Vernissage samedi 7 décembre à 11h

De mars à décembre 2013, Fotokino accueille dans son Studio un cycle de dix expositions. Dernier volet de cette programmation exceptionnelle, le regard dans la Lune, avec une exposition mêlant graphisme et peinture.

D’abord, partons d’un lieu bien défini : la Villa Medicis, à Rome. Entre avril 2012 et mars 2013, Fanette Mellier, graphiste, en est pensionnaire.
Elle y développe une recherche mettant en relation l’objet imprimé et la représentation du cosmos à partir, notamment, de l’Astronomicon, poème écrit par Marcus Manilius, astronome et astrologue de la Rome antique. Durant l’année, elle collabore avec Emmanuel Van der Meulen, peintre également pensionnaire de la Villa, autour de Cosmica Sidera, un projet commun qui trouve au Studio son prolongement.

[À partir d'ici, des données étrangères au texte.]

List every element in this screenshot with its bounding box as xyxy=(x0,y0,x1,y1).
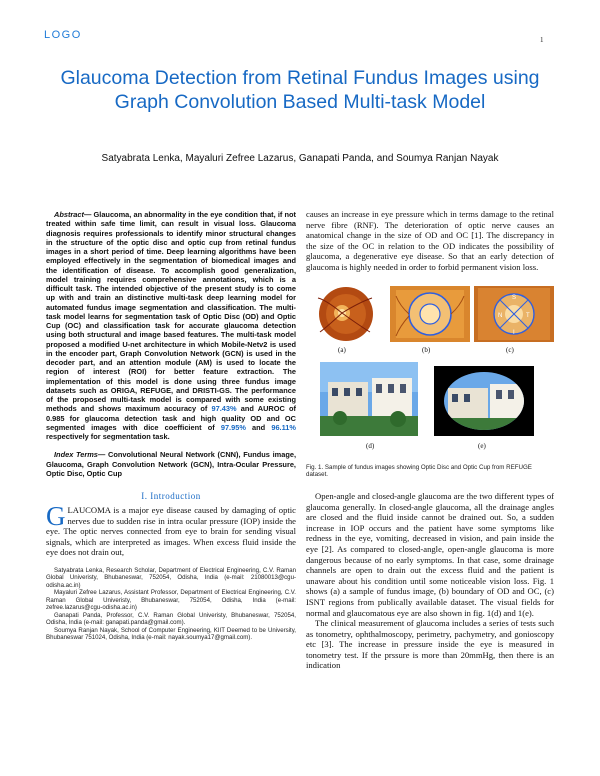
abstract-text-c: and xyxy=(245,422,272,432)
dice-od-value: 97.95% xyxy=(220,422,246,432)
visual-field-glaucoma-image xyxy=(434,366,534,436)
abstract-text-d: respectively for segmentation task. xyxy=(46,432,170,441)
fundus-image-a xyxy=(306,286,386,342)
figure-1 xyxy=(306,286,554,456)
figure-caption: Fig. 1. Sample of fundus images showing Optic Disc and Optic Cup from REFUGE dataset. xyxy=(306,463,532,479)
paper-title: Glaucoma Detection from Retinal Fundus Images using Graph Convolution Based Multi-task Model xyxy=(60,67,540,113)
index-terms-label: Index Terms— xyxy=(54,450,106,460)
visual-field-normal-image xyxy=(320,362,418,436)
left-column xyxy=(46,210,296,642)
figure-label-e: (e) xyxy=(478,441,486,450)
fundus-image-b xyxy=(390,286,470,342)
footnote: Ganapati Panda, Professor, C.V. Raman Global Univeristy, Bhubaneswar, 752054, Odisha, India (e-mail: ganapati.panda@gmail.com). xyxy=(46,611,296,627)
section-heading-introduction: I. Introduction xyxy=(141,491,201,501)
figure-label-c: (c) xyxy=(506,345,514,354)
figure-label-d: (d) xyxy=(366,441,375,450)
drop-cap: G xyxy=(46,501,66,531)
index-terms-text: Convolutional Neural Network (CNN), Fundus image, Glaucoma, Graph Convolution Network (GCN), Intra-Ocular Pressure, Optic Disc, Optic Cup xyxy=(46,450,296,478)
isnt-label: I xyxy=(513,329,515,336)
page-number: 1 xyxy=(540,36,544,44)
introduction-paragraph xyxy=(46,501,296,558)
body-paragraph: The clinical measurement of glaucoma includes a series of tests such as tonometry, ophthalmoscopy, perimetry, pachymetry, and gonioscopy etc [3]. The increase in pressure inside the eye is measured in tonometry test. If the prssure is more than 20mmHg, then there is an indication xyxy=(306,618,554,671)
body-paragraph: Open-angle and closed-angle glaucoma are the two different types of glaucoma generally. In closed-angle glaucoma, all the drainage angles are closed and the fluid inside cannot be drained out. So, a sudden increase in IOP occurs and the patient have some symptoms like redness in the eye, vomiting, decreased in vision, and pain inside the eye [2]. As compared to closed-angle, open-angle glaucoma is more dangerous because of no early symptoms. In that case, some drainage channels are open to drain out the excess fluid and the patient is unaware about his condition until some noticeable vision loss. Fig. 1 shows (a) a sample of fundus image, (b) boundary of OD and OC, (c) ISNT regions from publically available dataset. The visual fields for normal and glaucomatous eye are also shown in fig. 1(d) and 1(e). xyxy=(306,490,554,618)
journal-logo: LOGO xyxy=(44,29,82,41)
index-terms xyxy=(46,450,296,478)
dice-oc-value: 96.11% xyxy=(271,422,296,432)
figure-label-a: (a) xyxy=(338,345,346,354)
author-list: Satyabrata Lenka, Mayaluri Zefree Lazarus, Ganapati Panda, and Soumya Ranjan Nayak xyxy=(101,153,499,164)
abstract-label: Abstract— xyxy=(54,210,92,219)
author-footnotes xyxy=(46,567,296,642)
abstract xyxy=(46,210,296,441)
isnt-label: S xyxy=(512,294,517,301)
footnote: Satyabrata Lenka, Research Scholar, Department of Electrical Engineering, C.V. Raman Global Univeristy, Bhubaneswar, 752054, Odisha, India (e-mail: 21080013@cgu-odisha.ac.in) xyxy=(46,566,296,589)
isnt-label: T xyxy=(526,312,530,319)
footnote: Mayaluri Zefree Lazarus, Assistant Professor, Department of Electrical Engineering, C.V. Raman Global Univeristy, Bhubaneswar, 752054, Odisha, India (e-mail: zefree.lazarus@cgu-odisha.ac.in) xyxy=(46,589,296,612)
accuracy-value: 97.43% xyxy=(211,404,237,414)
body-paragraph: causes an increase in eye pressure which in terms damage to the retinal nerve fibre (RNF). The deterioration of optic nerve causes an anatomical change in the size of OD and OC [1]. The discrepancy in the size of the OC in relation to the OD indicates the possibility of glaucoma, a degenerative eye disease. So that an early detection of glaucoma is highly needed in order to forbid permanent vision loss. xyxy=(306,209,554,272)
right-column xyxy=(306,209,554,671)
fundus-image-c xyxy=(474,286,554,342)
figure-label-b: (b) xyxy=(422,345,431,354)
footnote: Soumya Ranjan Nayak, School of Computer Engineering, KIIT Deemed to be University, Bhubaneswar 751024, Odisha, India (e-mail: nayak.soumya17@gmail.com). xyxy=(46,626,296,642)
introduction-text: LAUCOMA is a major eye disease caused by damaging of optic nerves due to sudden rise in intra ocular pressure (IOP) inside the eye. The optic nerves connected from eye to brain for sending visual signals, which are interpreted as images. When excess fluid inside the eye does not drain out, xyxy=(46,505,296,558)
abstract-text-a: Glaucoma, an abnormality in the eye condition that, if not treated within safe time limit, can result in visual loss. Glaucoma diagnosis requires professionals to identify minor structural changes in the structure of the optic disc and optic cup from retinal fundus images in a short period of time. Deep learning algorithms have been employed effectively in the segmentation of biomedical images and the identification of disease. To accomplish good generalization, model training requires comprehensive annotations, which is a difficult task. The intended objective of the present study is to come up with and train an distinctive multi-task deep learning model for automated fundus image segmentation and classification. The multi-task model learns for segmentation task of Optic Disc (OD) and Optic Cup (OC) and classification task for accurate glaucoma detection using both structural and image based features. The multi-task model proposed a modified U-net architecture in which Mobile-Netv2 is used in the encoder part, Graph Convolution Network (GCN) is used in the decoder part, and an attention module (AM) is used to locate the region of interest (ROI) for better feature extraction. The implementation of this model is done using three fundus image datasets such as ORIGA, REFUGE, and DRISTI-GS. The performance of the proposed multi-task model is compared with some existing methods and shows maximum accuracy of xyxy=(46,210,296,414)
isnt-label: N xyxy=(498,312,503,319)
abstract-text-b: and AUROC of 0.985 for glaucoma detection task and high quality OD and OC segmented images with dice coefficient of xyxy=(46,404,296,432)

Ensuite, plongeons-nous dans le vide : Spaceland. Un lieu infini – l’espace, le ciel –, habité tantôt par la lumière, tantôt par l’obscurité, mais qui toujours scintille des mille lucioles qui parviennent jusqu’à notre regard. Un lieu irrémédiablement mystérieux dans lequel nous flottons, légèrement anxieux. Un parfait terrain de jeu pour l’imagination et le rêve. Ce Spaceland est le point de départ de l’exposition, il réunit les langages plastiques de Fanette Mellier et Emmanuel Van der Meulen autour de sujets tout d’abord poétiques : l’infini, le temps, le vide, la nuit… Mais cet espace indéfini engage également leur démarche respective dans une réflexion liée à leurs outils de travail, la toile, le papier, les pigments.

Quelle est la surface du ciel, sa matière ? Sa lumière, ses couleurs, sa profondeur, sa transparence ? Et au-delà de toute volonté de représentation, l’exposition peut se transformer en pure expérience sensible et visuelle pour le visiteur, confronté à des supports jouant des oppositions et des complémentarités formelles (le rectangle de l’affiche ou de la toile et le cercle), matérielles (l’encre, la peinture) et chromatiques. Le cosmos devient alors le lieu d’un dialogue entre les moyens techniques du graphisme et de la peinture, et l’immatérialité de la perception du regardeur.